In this case, the couple was going through a divorce. The husband wanted to decide one way or another, but the wife wanted a shared visitation arrangement. The trial court looked at a couple of basic elements of each spouse's relationship with the dog and, ultimately, gave the dog to the husband. The wife appealed.
She argued, in part, that the judge's reasoning -- the idea that treating a dog like a dog is superior to treating a dog like a child -- was faulty. A pet may be property, the wife said, but it is "special property."
The case the wife relied on was not a divorce case. The plaintiffs in that case sought damages after their neighbor shot and killed their dog. The Vermont Supreme Court determined that the dog's value derived from its "relationship to its human companions." The court added that "the emotionless economic calculus of property law may not fully compensate a mourning pet owner." The couple's dog was "special property."
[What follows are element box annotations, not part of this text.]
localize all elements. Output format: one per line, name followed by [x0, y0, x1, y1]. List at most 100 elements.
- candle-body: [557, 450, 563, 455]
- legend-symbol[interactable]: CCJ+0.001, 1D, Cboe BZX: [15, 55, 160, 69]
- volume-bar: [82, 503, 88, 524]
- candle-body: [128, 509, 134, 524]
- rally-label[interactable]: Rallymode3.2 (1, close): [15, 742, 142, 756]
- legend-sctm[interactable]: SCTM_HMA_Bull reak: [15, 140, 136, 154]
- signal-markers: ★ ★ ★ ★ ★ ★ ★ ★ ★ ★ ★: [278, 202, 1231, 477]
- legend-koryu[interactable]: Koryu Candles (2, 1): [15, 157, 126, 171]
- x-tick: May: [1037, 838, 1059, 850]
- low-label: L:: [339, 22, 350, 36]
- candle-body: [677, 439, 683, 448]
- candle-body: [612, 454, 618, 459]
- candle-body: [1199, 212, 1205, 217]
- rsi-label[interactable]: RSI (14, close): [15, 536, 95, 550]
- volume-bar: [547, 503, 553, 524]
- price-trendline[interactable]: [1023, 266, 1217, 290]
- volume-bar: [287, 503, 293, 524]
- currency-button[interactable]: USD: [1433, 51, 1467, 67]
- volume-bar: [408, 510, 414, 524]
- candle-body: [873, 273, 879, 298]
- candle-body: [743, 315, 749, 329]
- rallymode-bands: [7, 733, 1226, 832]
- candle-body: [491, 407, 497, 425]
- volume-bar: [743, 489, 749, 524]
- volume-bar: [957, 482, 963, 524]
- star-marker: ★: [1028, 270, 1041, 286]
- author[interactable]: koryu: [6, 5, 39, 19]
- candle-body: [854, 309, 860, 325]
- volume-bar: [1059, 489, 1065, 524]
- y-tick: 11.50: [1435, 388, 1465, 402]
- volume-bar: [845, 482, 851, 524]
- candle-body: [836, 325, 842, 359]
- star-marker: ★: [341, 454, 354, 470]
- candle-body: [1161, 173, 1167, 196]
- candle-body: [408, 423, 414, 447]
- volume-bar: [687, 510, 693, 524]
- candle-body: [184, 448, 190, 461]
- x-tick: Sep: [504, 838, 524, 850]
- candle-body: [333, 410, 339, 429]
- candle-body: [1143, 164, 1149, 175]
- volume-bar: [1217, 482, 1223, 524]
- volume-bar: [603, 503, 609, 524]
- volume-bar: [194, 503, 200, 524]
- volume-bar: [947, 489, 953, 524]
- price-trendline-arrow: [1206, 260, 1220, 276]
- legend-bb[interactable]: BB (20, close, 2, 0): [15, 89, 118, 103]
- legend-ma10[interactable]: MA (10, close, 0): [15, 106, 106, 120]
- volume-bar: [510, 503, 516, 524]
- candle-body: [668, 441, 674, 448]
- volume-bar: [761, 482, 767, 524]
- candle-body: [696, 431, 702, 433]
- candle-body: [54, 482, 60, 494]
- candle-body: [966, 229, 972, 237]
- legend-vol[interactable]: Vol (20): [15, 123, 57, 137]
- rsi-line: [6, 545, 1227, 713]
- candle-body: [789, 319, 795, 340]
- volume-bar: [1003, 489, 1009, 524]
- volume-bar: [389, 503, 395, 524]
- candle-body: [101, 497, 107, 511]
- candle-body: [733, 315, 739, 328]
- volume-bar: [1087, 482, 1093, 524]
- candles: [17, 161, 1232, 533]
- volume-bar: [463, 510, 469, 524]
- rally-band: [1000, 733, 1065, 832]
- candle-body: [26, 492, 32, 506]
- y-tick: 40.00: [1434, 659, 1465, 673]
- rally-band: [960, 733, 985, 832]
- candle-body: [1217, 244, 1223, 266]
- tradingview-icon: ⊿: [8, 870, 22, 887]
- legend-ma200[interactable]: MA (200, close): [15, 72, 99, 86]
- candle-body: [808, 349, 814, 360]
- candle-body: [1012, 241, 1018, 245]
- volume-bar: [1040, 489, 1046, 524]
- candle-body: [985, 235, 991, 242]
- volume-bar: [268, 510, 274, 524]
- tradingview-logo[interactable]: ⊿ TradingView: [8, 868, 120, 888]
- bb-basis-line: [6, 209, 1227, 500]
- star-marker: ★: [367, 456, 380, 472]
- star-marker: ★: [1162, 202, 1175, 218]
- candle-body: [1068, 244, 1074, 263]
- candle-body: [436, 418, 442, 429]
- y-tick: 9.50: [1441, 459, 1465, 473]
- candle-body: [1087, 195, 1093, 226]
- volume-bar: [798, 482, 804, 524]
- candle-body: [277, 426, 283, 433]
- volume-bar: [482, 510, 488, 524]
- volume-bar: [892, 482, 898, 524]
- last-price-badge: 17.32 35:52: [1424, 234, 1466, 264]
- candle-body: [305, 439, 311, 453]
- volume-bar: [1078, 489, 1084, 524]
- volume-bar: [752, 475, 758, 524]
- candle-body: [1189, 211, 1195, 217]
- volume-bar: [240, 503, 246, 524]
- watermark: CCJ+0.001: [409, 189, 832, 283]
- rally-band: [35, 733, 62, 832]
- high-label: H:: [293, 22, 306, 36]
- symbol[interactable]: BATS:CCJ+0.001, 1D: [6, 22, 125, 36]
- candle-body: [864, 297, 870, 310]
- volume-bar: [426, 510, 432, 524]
According to the Supreme Court, in a divorce case, the fact that a pet is "special property" is not enough to overcome the fact that it is property, and, in a divorce, property must go to one spouse or the other if it cannot be equitably divided. The court did not go so far as to make a new rule, though, that would guide the state's courts in future decisions. Why? Because that is not the job of the courts -- it is the job of the legislature, according to the opinion.
The state legislature has included child custody guidelines in the statutes but has yet to address pet custody. If the legislature wants to make a "bright-line rule," it must act on its own. This is not a matter for the courts, and the courts should really try to stay out of it.
If there is a lesson in this for pet owners in Tennessee, it is that there are some things that are best decided outside of court.